Economist Nisit Panthamit, a professor at Chiang Mai University, points out the need for a balanced plan and better technology that will encourage and support the next generation of farmers in Thailand beyond Ukraine’s crisis.
“The income of the farmer should be better and going up in the long run, but the productivity, how can you reduce the risk and reduce the cost of production that will be a sustainable way for farmers to gain on the world levels?”
Government research centers are exploring new technology to cut costs for Thailand’s agricultural sector.
“We are trying to incorporate newer techniques in farming in our “Young Smart Farmer” project, such as by using drones and other equipment that can lower the cost of farming and make it more convenient for farmers to plant their crops,” explains Nipon Boonmee, a director at the Chiang Mai Rice Research Center.

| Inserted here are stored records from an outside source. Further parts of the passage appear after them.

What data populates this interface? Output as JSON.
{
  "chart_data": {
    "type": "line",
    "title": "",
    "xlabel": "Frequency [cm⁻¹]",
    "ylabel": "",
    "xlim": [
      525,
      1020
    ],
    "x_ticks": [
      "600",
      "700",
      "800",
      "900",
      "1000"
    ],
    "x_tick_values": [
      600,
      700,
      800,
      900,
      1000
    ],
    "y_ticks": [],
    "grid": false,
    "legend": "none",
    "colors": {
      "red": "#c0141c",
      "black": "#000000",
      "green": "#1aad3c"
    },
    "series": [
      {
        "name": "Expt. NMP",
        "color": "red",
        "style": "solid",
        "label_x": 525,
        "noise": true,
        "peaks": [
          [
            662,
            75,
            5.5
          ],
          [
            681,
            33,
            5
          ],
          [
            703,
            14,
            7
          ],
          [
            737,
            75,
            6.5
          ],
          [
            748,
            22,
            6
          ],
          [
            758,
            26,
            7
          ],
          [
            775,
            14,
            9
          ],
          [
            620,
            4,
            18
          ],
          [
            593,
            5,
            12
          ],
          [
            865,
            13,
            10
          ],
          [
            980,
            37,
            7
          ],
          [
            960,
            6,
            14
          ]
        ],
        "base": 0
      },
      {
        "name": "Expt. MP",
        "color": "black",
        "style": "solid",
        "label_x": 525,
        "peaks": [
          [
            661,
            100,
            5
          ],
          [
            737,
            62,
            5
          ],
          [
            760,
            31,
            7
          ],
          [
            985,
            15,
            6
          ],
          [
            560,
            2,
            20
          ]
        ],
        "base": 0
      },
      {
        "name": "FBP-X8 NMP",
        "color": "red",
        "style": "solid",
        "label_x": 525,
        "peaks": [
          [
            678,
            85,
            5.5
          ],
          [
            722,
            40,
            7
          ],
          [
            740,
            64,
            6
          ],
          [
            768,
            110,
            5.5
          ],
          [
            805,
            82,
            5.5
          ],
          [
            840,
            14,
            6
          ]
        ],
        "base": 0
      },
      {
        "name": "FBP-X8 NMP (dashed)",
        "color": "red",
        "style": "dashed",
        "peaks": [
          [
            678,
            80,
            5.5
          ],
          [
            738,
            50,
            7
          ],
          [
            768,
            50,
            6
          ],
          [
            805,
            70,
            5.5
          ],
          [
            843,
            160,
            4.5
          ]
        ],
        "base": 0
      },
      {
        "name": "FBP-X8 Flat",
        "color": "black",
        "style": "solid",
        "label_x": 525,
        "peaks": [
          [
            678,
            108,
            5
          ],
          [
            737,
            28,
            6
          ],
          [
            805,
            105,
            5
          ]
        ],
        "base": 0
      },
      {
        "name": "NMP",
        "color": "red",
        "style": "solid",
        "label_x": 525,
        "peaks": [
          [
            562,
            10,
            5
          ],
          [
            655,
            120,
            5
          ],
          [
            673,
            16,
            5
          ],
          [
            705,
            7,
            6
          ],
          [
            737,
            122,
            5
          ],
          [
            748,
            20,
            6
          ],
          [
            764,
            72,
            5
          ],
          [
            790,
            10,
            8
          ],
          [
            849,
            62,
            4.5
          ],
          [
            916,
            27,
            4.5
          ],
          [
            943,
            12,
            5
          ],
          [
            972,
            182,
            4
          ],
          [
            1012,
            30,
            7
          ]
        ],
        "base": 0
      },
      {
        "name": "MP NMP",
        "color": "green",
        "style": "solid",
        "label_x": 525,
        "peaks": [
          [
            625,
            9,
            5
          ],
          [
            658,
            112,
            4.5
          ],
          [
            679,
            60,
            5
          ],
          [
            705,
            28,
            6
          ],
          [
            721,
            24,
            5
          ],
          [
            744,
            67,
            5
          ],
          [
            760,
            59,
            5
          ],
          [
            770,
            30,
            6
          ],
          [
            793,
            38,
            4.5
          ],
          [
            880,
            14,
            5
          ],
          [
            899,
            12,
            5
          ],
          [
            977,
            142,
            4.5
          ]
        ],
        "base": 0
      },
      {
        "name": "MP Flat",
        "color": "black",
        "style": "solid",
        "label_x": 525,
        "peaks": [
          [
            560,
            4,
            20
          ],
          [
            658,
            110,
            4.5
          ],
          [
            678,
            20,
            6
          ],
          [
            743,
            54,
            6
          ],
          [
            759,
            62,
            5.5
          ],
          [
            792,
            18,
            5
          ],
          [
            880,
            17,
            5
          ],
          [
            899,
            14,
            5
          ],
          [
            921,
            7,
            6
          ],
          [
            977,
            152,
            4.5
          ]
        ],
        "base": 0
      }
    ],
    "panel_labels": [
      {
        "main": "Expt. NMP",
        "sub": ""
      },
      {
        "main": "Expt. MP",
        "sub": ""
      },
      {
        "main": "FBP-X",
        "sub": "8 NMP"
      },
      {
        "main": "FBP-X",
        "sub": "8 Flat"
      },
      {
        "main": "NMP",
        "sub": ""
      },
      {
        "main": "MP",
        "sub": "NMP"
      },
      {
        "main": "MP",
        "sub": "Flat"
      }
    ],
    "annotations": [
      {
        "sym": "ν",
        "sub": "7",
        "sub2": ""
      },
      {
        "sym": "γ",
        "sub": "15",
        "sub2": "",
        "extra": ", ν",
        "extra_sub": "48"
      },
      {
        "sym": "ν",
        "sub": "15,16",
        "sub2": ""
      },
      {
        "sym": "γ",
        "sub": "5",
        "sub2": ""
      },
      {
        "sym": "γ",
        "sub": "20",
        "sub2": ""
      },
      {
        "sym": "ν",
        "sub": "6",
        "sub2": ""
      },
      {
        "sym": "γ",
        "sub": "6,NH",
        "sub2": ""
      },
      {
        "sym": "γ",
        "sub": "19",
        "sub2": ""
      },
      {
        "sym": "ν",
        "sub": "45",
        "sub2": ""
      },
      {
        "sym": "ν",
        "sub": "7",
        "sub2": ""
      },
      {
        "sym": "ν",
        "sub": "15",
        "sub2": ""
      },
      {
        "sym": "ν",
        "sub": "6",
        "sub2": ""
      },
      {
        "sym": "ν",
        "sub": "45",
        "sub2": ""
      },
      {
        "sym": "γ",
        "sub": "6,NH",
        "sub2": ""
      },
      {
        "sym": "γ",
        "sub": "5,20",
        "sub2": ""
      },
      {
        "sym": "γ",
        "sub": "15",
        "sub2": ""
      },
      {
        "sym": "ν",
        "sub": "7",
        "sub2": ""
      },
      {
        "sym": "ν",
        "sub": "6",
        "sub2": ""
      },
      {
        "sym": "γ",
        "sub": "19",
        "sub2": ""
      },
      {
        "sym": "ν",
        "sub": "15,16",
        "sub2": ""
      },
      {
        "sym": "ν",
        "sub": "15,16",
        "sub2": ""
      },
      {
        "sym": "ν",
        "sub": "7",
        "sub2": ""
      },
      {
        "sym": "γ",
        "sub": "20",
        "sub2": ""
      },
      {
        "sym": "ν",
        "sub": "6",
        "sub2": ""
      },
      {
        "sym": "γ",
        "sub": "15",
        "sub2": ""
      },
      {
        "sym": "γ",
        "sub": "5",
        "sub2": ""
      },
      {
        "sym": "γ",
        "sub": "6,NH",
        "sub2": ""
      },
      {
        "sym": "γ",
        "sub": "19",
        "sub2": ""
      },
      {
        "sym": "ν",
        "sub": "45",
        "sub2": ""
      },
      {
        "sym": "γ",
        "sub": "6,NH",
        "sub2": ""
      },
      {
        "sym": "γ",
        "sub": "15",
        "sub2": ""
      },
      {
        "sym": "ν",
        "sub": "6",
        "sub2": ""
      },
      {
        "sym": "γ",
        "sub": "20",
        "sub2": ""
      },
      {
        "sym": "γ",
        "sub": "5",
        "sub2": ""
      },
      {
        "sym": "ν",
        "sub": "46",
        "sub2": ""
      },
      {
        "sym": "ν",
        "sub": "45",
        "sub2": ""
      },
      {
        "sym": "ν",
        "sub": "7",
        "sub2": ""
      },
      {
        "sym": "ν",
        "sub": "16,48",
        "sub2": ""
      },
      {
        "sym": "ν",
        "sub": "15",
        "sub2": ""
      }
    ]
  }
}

“We also have another project that focuses on experimenting with the environment's effects on different rice strains. For instance, we’re analyzing which species of rice can adapt the best to environmental changes and which days are the most suitable for planting because we understand that the world is changing,” Boonmee tells VOA.
While the plans sound good for the long term, local farmers currently face more pressing issues.
Added expenses, like rising fuel and fertilizer prices as a result of Russia’s invasion, along with the fallout from trade restrictions and price hikes have hit farmers’ wallets.
“As the price of the rice goes up, the amount of money we use to invest in supplies, like gas and fertilizer, will also increase, which it has. A bag of fertilizer used to cost 600 baht ($20) now it’s 1,000 baht.($30) It’s no surprise that the cost of buying rice has increased,” Boonmee adds.
Last month, Thailand’s prime minister, Prayuth Chan-ocha, announced plans to talk with Vietnam to discuss the possibilities of a joint global price increase on rice, though questions remain as to who will benefit.
“Even if the price goes up today, we cannot just immediately produce additional supplies,” explains economist Panthamit. “To make things that work in a sustainable way in the long term, we have to make sure to balance the supply and demand.”
Still, Thailand’s rice exports are benefiting from a rebound in global demand as the coronavirus pandemic eases. That means for workers like Kantiya, who was unemployed because of the COVID-19 lockdown, the future looks brighter.
“Even after my quarantine period, my post-symptoms made it hard for me to work,” Kantiya explains to VOA, as he rests at the edge of a newly planted field.
“I think there will be a higher demand for rice supplies because of all the war that's going on and I’d be grateful if I could get a good price on rice.”